31 octobre 2009

Sur l'autoroute 5


Je ne suis pas sur la route. Je suis sur l’autoroute. Ça n’a rien à voir avec le voyage initiatique de Kerouac. Je n’ai pas comme lui les yeux dans le vent remplis de rêves et de désespoir. Ce n’est pas le même voyage. C’est une forme de déplacement, oui, mais qui ne cherche pas à repousser les frontières de l’inconnu, plutôt le connu, le très connu, le très plate, une implosion féroce dans la quotidienneté et son lot de pylônes électriques et de cônes orangés semés à la va comme je te pousse le long des lampadaires.

Je me rappelle la lecture du Jack kerouac de VLB dans ma vieille mazda rouge une froide matinée d’hiver.
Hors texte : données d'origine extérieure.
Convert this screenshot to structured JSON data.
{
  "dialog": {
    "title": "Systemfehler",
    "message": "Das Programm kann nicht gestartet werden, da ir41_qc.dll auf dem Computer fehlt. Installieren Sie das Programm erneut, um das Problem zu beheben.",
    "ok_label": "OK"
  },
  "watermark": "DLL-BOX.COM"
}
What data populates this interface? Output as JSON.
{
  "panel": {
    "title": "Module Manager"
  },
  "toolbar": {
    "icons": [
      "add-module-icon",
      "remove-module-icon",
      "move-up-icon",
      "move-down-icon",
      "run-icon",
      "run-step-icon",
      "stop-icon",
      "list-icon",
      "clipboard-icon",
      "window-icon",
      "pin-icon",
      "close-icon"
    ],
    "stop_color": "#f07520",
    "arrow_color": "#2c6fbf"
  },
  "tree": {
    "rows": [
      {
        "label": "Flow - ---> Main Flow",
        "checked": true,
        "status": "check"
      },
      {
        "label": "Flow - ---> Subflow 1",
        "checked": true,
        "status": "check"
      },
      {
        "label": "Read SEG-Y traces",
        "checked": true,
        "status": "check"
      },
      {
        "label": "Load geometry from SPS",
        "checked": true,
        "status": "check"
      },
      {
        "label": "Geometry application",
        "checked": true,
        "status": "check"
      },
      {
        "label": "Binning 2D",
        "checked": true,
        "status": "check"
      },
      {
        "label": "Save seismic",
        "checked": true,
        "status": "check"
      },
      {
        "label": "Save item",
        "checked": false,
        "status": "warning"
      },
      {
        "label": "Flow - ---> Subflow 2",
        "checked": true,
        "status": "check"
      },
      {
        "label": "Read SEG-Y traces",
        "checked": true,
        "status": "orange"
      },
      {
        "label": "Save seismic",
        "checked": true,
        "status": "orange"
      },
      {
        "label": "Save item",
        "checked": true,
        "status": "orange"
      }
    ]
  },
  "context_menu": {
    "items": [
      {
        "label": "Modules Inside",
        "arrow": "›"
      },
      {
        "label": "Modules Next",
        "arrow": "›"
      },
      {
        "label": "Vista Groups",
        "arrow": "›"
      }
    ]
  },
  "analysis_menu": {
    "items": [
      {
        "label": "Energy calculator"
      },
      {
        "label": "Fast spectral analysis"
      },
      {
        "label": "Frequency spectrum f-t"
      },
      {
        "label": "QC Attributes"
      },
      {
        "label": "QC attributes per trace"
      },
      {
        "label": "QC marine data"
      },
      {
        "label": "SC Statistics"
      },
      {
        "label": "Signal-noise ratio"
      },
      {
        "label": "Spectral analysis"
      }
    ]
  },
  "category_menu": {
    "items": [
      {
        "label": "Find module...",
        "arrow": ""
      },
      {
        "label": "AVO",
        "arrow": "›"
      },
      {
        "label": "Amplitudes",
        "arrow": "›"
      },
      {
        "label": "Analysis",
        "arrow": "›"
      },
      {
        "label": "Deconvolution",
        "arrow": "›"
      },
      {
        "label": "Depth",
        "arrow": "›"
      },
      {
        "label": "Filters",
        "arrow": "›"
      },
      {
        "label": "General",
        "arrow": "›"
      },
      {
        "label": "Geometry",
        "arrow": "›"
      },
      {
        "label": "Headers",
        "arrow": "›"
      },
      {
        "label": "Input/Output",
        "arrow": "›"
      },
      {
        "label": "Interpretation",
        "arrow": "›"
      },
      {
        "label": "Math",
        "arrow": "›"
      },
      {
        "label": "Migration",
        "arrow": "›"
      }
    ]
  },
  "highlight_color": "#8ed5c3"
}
Je n’avais pas la clé de la maison et ma mère s’était absentée... Je lisais frigorifié dans mon manteau de cuir des lignes qui ne suivaient aucune structure sinon celle de l'impulsion comme une dérive dans des pages à peines asphaltées, --------------- ces phrases-autouroute balisées ci et là par de longues parenthèses comme lorsqu’on est pris dans le traffic et que l’esprit divague pour mieux subjuguer la douleur de l’immobilité, pour l’enrayer à coup de pensées fuyantes, évanescentes.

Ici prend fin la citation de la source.